I ricordi dell’infanzia non svaniscono nel nulla e possono essere sbloccati. Il primo abbraccio, la prima pappa, i primi passi: anche se possono sembrare svaniti, i ricordi delle esperienze fatte nella primissima infanzia restano archiviati nel cervello e potrebbero perfino essere recuperati. Lo dimostra uno studio condotto nei topi dai ricercatori del Trinity Colege di Dublino, che pubblicano i risultati sulla rivista Science Advances.
“L’amnesia infantile è forse la forma di perdita di memoria più diffusa ma sottovalutata negli esseri umani e nei mammiferi”, afferma il neuroscienziato Tomás Ryan. “Sappiamo poco sulle condizioni biologiche alla base di questa amnesia e sull’effetto che ha sulle cellule nervose che codificano ogni ricordo. Come società, presumiamo che l’oblio infantile sia un fatto inevitabile della vita, quindi ci prestiamo poca attenzione”.

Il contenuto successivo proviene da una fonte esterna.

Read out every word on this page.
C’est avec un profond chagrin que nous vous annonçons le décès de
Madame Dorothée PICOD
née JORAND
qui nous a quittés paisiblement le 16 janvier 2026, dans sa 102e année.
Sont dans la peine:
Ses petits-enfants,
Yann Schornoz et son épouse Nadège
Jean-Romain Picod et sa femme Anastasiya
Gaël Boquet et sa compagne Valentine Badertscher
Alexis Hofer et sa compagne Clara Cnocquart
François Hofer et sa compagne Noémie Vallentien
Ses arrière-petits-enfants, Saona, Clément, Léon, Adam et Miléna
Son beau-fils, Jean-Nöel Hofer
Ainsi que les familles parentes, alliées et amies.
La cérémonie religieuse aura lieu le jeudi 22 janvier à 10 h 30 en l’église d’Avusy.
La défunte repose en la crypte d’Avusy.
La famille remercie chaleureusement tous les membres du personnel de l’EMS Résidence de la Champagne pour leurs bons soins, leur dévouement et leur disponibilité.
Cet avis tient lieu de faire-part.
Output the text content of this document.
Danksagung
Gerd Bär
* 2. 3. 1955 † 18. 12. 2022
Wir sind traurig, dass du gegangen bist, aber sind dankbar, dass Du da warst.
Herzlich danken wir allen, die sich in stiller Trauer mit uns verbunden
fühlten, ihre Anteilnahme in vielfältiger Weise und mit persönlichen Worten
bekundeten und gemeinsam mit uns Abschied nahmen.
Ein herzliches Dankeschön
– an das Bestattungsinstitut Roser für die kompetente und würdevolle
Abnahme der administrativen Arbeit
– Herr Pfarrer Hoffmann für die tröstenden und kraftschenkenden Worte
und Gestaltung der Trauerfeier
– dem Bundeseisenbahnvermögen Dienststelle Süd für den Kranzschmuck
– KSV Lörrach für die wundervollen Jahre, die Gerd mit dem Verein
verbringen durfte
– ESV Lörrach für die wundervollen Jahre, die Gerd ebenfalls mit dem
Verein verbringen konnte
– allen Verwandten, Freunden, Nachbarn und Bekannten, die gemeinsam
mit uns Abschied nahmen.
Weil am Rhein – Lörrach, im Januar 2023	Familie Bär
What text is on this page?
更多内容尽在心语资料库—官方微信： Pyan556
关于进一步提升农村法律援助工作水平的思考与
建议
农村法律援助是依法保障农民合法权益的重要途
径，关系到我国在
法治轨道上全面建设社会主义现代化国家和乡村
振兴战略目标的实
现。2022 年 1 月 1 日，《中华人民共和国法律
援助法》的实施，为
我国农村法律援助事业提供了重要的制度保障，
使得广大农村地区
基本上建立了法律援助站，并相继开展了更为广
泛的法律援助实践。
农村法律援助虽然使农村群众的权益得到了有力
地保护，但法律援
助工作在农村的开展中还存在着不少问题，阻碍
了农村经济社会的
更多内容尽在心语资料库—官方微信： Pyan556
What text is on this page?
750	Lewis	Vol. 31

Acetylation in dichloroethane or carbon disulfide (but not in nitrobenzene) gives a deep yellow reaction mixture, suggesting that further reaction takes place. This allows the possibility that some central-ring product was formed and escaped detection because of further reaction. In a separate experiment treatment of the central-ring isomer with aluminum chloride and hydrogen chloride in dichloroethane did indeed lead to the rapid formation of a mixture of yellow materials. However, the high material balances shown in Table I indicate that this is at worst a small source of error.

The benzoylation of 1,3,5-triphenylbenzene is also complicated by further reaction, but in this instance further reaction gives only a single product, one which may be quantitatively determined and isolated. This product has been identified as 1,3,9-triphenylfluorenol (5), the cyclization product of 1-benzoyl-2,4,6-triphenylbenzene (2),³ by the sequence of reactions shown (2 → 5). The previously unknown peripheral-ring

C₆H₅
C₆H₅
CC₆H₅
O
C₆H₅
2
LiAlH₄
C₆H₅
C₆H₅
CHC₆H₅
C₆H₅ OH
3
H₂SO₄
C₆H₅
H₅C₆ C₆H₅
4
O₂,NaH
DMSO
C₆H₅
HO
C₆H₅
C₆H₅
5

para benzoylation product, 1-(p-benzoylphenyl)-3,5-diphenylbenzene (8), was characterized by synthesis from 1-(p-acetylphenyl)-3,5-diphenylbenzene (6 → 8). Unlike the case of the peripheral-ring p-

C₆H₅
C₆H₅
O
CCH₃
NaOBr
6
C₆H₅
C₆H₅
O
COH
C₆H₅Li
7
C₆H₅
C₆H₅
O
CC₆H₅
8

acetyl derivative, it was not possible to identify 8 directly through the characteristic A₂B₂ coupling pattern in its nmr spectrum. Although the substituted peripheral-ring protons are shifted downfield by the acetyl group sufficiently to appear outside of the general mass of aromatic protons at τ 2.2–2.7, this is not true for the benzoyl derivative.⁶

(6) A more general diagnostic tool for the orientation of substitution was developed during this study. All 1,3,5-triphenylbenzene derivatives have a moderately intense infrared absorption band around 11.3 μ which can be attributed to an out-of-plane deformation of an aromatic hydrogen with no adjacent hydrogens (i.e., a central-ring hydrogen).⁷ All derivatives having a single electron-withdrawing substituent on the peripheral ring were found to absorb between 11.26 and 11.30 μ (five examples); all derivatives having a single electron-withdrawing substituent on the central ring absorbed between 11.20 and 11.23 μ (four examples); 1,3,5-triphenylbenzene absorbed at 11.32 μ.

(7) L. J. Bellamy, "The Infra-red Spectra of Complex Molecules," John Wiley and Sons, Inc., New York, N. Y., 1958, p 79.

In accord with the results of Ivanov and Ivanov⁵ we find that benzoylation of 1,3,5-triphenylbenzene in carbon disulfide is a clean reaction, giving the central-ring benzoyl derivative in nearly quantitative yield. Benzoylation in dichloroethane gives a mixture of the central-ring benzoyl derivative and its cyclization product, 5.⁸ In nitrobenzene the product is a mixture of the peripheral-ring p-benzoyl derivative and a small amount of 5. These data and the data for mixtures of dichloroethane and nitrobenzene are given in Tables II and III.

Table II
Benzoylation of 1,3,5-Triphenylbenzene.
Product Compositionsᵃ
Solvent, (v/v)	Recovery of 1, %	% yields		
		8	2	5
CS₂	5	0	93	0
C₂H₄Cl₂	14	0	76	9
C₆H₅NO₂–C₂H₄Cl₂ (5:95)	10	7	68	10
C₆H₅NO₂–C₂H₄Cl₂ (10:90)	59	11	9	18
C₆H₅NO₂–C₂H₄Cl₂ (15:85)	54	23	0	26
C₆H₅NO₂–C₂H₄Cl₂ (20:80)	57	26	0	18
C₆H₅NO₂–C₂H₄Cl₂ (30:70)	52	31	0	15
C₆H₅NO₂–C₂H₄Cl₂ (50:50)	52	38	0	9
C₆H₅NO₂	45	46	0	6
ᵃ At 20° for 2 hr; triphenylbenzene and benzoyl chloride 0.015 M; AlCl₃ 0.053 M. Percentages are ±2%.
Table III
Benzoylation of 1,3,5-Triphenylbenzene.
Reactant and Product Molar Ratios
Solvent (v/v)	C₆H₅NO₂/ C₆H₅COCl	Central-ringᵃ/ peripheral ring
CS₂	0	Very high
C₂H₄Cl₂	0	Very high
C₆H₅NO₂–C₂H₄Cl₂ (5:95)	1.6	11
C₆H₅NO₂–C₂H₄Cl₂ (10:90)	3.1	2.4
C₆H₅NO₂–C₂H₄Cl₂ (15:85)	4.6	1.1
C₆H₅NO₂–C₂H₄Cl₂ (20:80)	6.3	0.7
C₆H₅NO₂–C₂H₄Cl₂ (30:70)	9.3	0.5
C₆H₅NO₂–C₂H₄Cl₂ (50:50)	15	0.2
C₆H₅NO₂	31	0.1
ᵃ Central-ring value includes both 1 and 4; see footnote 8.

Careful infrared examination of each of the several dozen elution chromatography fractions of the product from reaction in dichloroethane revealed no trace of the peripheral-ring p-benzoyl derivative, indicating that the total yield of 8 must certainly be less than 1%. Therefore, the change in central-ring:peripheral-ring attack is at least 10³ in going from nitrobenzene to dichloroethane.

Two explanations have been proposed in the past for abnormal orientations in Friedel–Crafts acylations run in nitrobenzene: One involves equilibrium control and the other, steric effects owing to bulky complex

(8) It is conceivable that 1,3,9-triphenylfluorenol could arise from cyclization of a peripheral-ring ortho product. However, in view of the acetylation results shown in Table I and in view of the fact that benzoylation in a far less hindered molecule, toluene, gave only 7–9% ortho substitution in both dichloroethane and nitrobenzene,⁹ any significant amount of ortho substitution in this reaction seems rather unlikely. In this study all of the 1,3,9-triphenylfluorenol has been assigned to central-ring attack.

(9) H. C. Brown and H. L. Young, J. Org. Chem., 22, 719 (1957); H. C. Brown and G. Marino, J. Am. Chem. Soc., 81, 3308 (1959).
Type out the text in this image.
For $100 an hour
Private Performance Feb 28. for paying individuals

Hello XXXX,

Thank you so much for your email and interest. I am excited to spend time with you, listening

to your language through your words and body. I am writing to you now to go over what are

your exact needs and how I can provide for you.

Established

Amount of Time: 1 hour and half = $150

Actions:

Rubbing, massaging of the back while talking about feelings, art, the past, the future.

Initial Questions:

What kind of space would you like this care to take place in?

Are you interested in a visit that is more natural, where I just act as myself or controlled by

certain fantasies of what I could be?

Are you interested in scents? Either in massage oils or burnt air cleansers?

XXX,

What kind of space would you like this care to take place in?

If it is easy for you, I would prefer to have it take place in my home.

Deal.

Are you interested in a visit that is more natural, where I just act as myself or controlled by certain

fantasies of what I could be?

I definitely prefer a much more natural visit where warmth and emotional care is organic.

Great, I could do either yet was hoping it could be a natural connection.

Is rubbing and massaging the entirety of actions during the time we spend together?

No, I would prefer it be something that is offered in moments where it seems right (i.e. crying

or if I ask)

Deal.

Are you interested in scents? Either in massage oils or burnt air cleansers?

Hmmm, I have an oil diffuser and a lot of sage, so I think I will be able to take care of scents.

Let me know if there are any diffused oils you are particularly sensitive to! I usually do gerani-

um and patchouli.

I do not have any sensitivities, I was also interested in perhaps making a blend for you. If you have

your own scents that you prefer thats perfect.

Per colmare questa lacuna, i ricercatori hanno condotto una serie di esperimenti sui topi, dimostrando che l’attivazione di una risposta immunitaria materna durante la gravidanza (una condizione che favorisce lo sviluppo di autismo) può prevenire la perdita dei ricordi dei primi anni di vita influenzando il modo in cui funzionano le cellule della memoria nel cervello. Inoltre, lo studio ha rivelato che i ricordi possono essere ripristinati se vengono attivate le giuste cellule della memoria, cosa che nei topi è stata realizzata grazie all’optogenetica, una tecnica che utilizza fasci di luce per ‘accendere’ specifici neuroni geneticamente modificati.
“Queste nuove scoperte – aggiunge Ryan – suggeriscono che l’attivazione immunitaria durante la gravidanza si traduce in uno stato alterato del cervello che modifica i nostri ‘interruttori dell’oblio’ innati, ma reversibili, che determinano se si verificherà l’oblio dei ricordi infantili. Questa ricerca ha implicazioni significative per migliorare la nostra comprensione della memoria e dell’oblio durante lo sviluppo del bambino, nonché la flessibilità cognitiva nel contesto dell’autismo”.